Irrespective of the claims made by scientists concerning our ability to secure future greenhouse gas emission targets here in Northern Ireland, one fundamental fact remains unchallenged. And it’s this: grass-based agriculture will always remain inherently inefficient from a carbon footprint perspective.

Let me fire out a couple of examples. It is possible to finish beef cattle at 15 months, if they are fed large amounts of cereal and other concentrates: the equivalent time period for cattle fed grass-based diets is closer to 30 months.

Similarly, it is possible to double the milk output of cows fed large quantities of meals in sheds, when compared with their counterparts that are put out into a grass field directly after calving in the month of February.

The last couple years have seen a significant number of media profiles given to scientists who espouse the view that grassland farming is inherently inefficient.

One of the most obvious ways of looking at this is to consider the time required to take a meat producing animal through to point of slaughter. The longer this process takes, the more carbon dioxide and other greenhouse gases the animals concerned will push out into the atmosphere.

But this is only one side of the story. The reality is that every consumer in the world knows that producing milk beef and lamb from grazed grass is the most ‘natural’ way of farming dairy cows, cattle and sheep.

Hence my shock at the total acquiescence demonstrated by the UK in signing up for COP 21 without flagging up the importance of grazed grass to the economy of Northern Ireland and the totally natural way our farmers go about their business.

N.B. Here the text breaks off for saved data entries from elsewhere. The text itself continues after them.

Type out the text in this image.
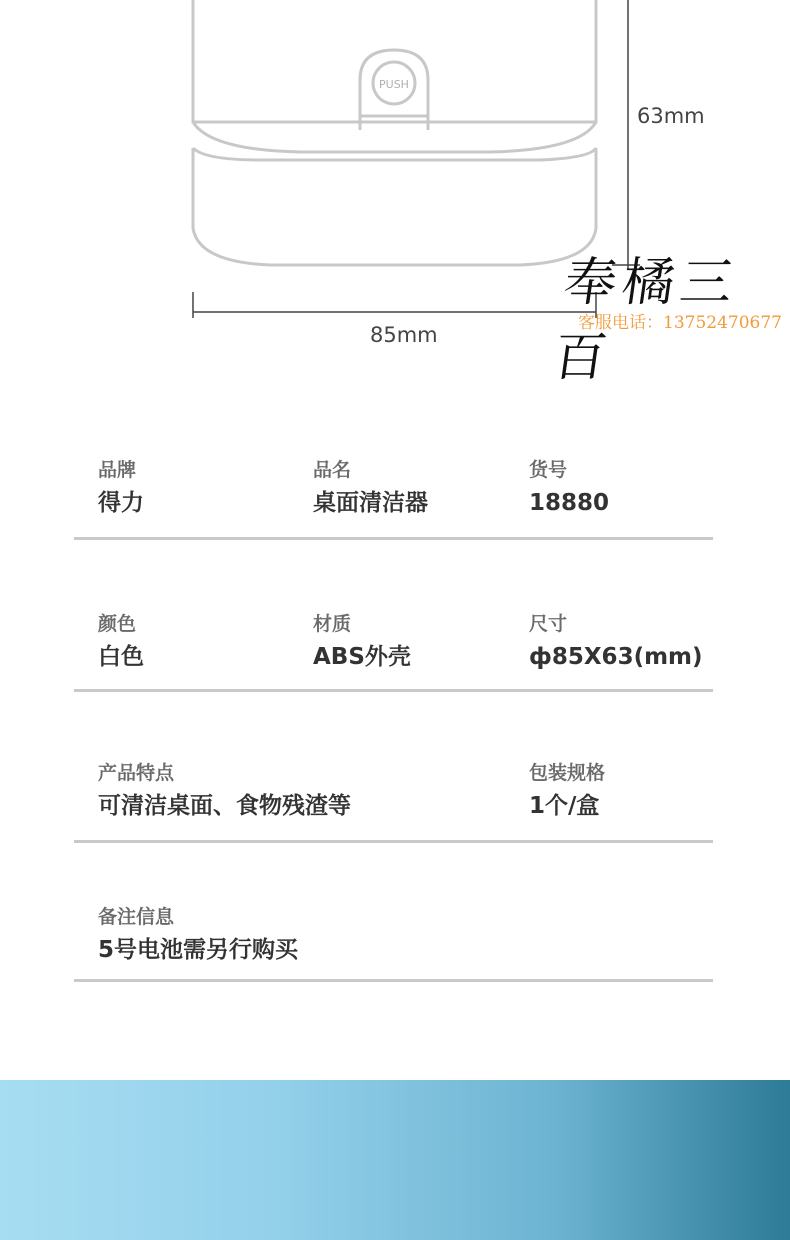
PUSH
63mm
85mm
奉橘三百
客服电话：13752470677
品牌
得力
品名
桌面清洁器
货号
18880
颜色
白色
材质
ABS外壳
尺寸
ф85X63(mm)
产品特点
可清洁桌面、食物残渣等
包装规格
1个/盒
备注信息
5号电池需另行购买
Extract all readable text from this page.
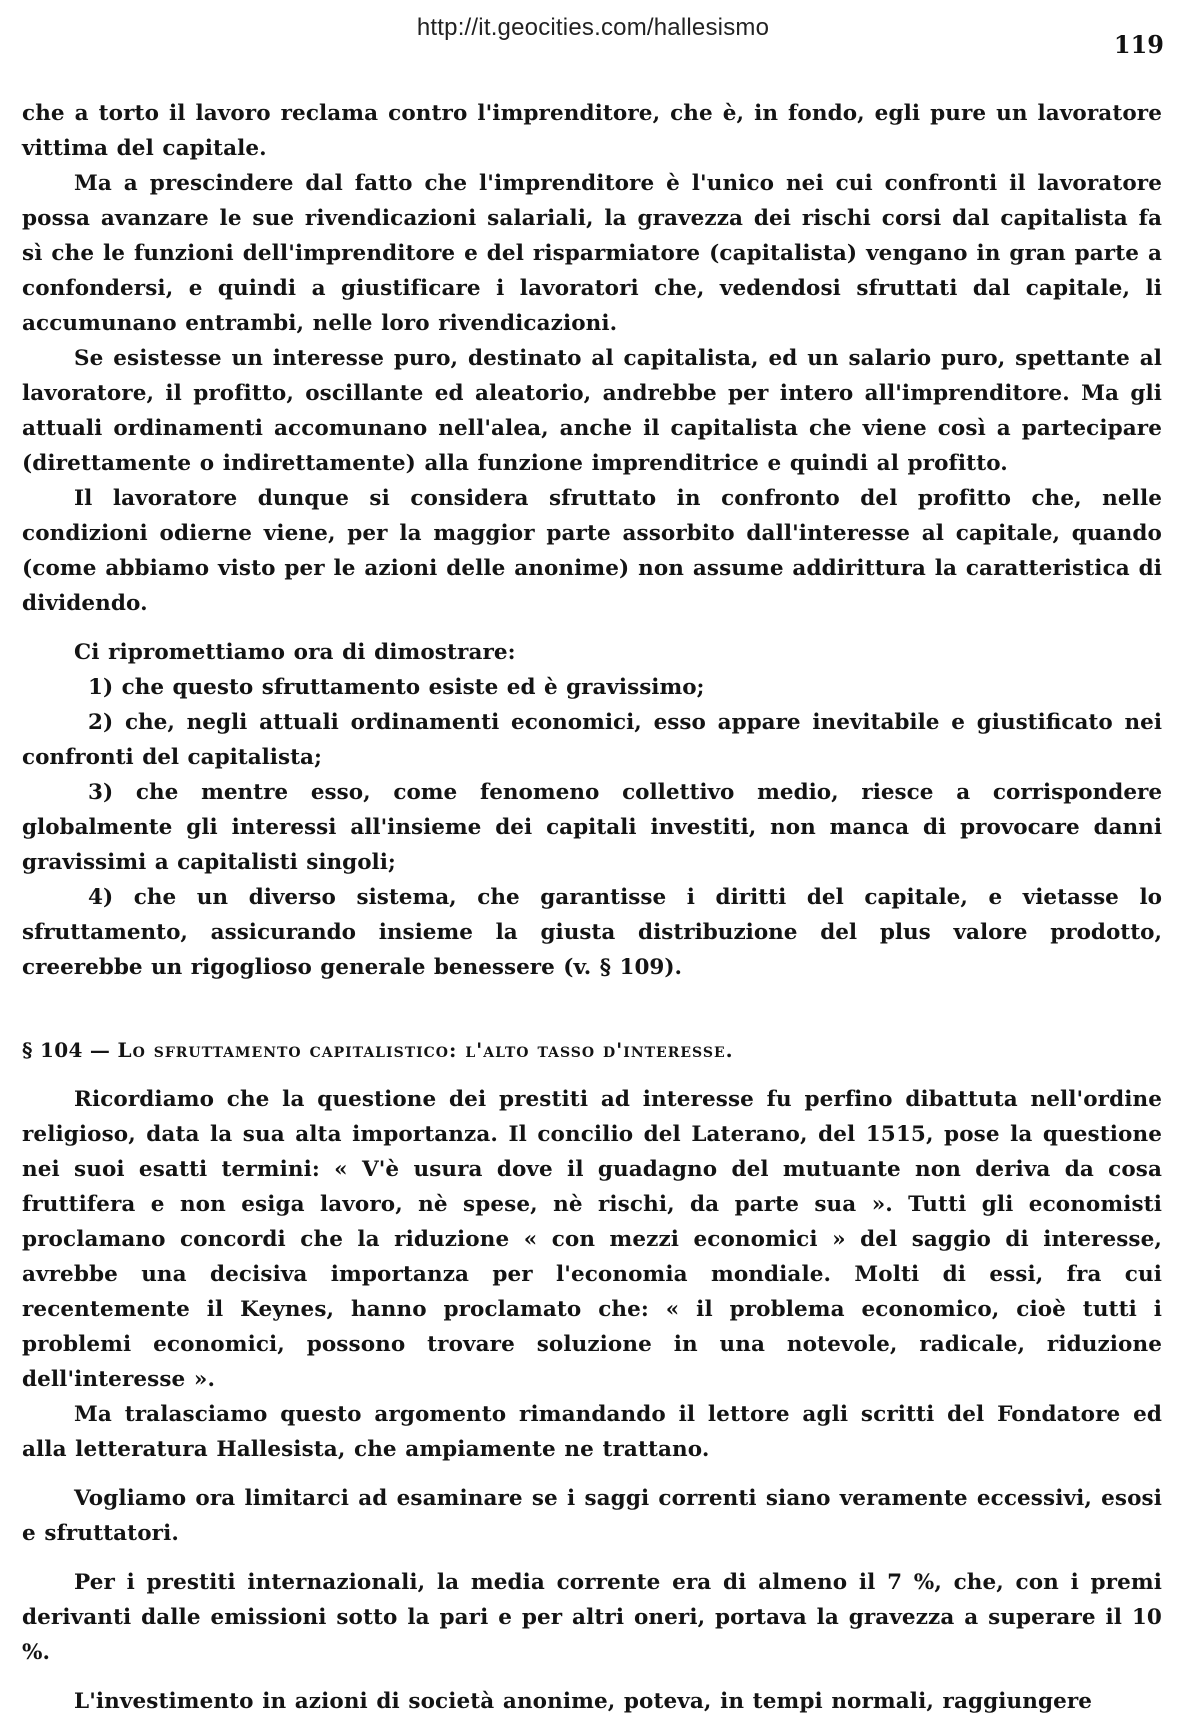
http://it.geocities.com/hallesismo
119

che a torto il lavoro reclama contro l'imprenditore, che è, in fondo, egli pure un lavoratore vittima del capitale.

Ma a prescindere dal fatto che l'imprenditore è l'unico nei cui confronti il lavoratore possa avanzare le sue rivendicazioni salariali, la gravezza dei rischi corsi dal capitalista fa sì che le funzioni dell'imprenditore e del risparmiatore (capitalista) vengano in gran parte a confondersi, e quindi a giustificare i lavoratori che, vedendosi sfruttati dal capitale, li accumunano entrambi, nelle loro rivendicazioni.

Se esistesse un interesse puro, destinato al capitalista, ed un salario puro, spettante al lavoratore, il profitto, oscillante ed aleatorio, andrebbe per intero all'imprenditore. Ma gli attuali ordinamenti accomunano nell'alea, anche il capitalista che viene così a partecipare (direttamente o indirettamente) alla funzione imprenditrice e quindi al profitto.

Il lavoratore dunque si considera sfruttato in confronto del profitto che, nelle condizioni odierne viene, per la maggior parte assorbito dall'interesse al capitale, quando (come abbiamo visto per le azioni delle anonime) non assume addirittura la caratteristica di dividendo.

Ci ripromettiamo ora di dimostrare:

1) che questo sfruttamento esiste ed è gravissimo;

2) che, negli attuali ordinamenti economici, esso appare inevitabile e giustificato nei confronti del capitalista;

3) che mentre esso, come fenomeno collettivo medio, riesce a corrispondere globalmente gli interessi all'insieme dei capitali investiti, non manca di provocare danni gravissimi a capitalisti singoli;

4) che un diverso sistema, che garantisse i diritti del capitale, e vietasse lo sfruttamento, assicurando insieme la giusta distribuzione del plus valore prodotto, creerebbe un rigoglioso generale benessere (v. § 109).

§ 104 — Lo sfruttamento capitalistico: l'alto tasso d'interesse.

Ricordiamo che la questione dei prestiti ad interesse fu perfino dibattuta nell'ordine religioso, data la sua alta importanza. Il concilio del Laterano, del 1515, pose la questione nei suoi esatti termini: « V'è usura dove il guadagno del mutuante non deriva da cosa fruttifera e non esiga lavoro, nè spese, nè rischi, da parte sua ». Tutti gli economisti proclamano concordi che la riduzione « con mezzi economici » del saggio di interesse, avrebbe una decisiva importanza per l'economia mondiale. Molti di essi, fra cui recentemente il Keynes, hanno proclamato che: « il problema economico, cioè tutti i problemi economici, possono trovare soluzione in una notevole, radicale, riduzione dell'interesse ».

Ma tralasciamo questo argomento rimandando il lettore agli scritti del Fondatore ed alla letteratura Hallesista, che ampiamente ne trattano.

Vogliamo ora limitarci ad esaminare se i saggi correnti siano veramente eccessivi, esosi e sfruttatori.

Per i prestiti internazionali, la media corrente era di almeno il 7 %, che, con i premi derivanti dalle emissioni sotto la pari e per altri oneri, portava la gravezza a superare il 10 %.

L'investimento in azioni di società anonime, poteva, in tempi normali, raggiungere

Let’s be clear about this: keeping a suckler cow to produce one calf a year on a Tyrone hill farm and for her progeny to be eventually finished on a Co Down finishing unit probably breaks every ‘global warming’ principle in the book

But it is the most appropriate way that one could imagine of producing beef, using management techniques that are totally in sync with Northern Ireland’s natural environment. So if Trump, at least, forces a review of COP 21, this could give farm leaders in this part of the world with a second opportunity to espouse the real value of grass based agriculture.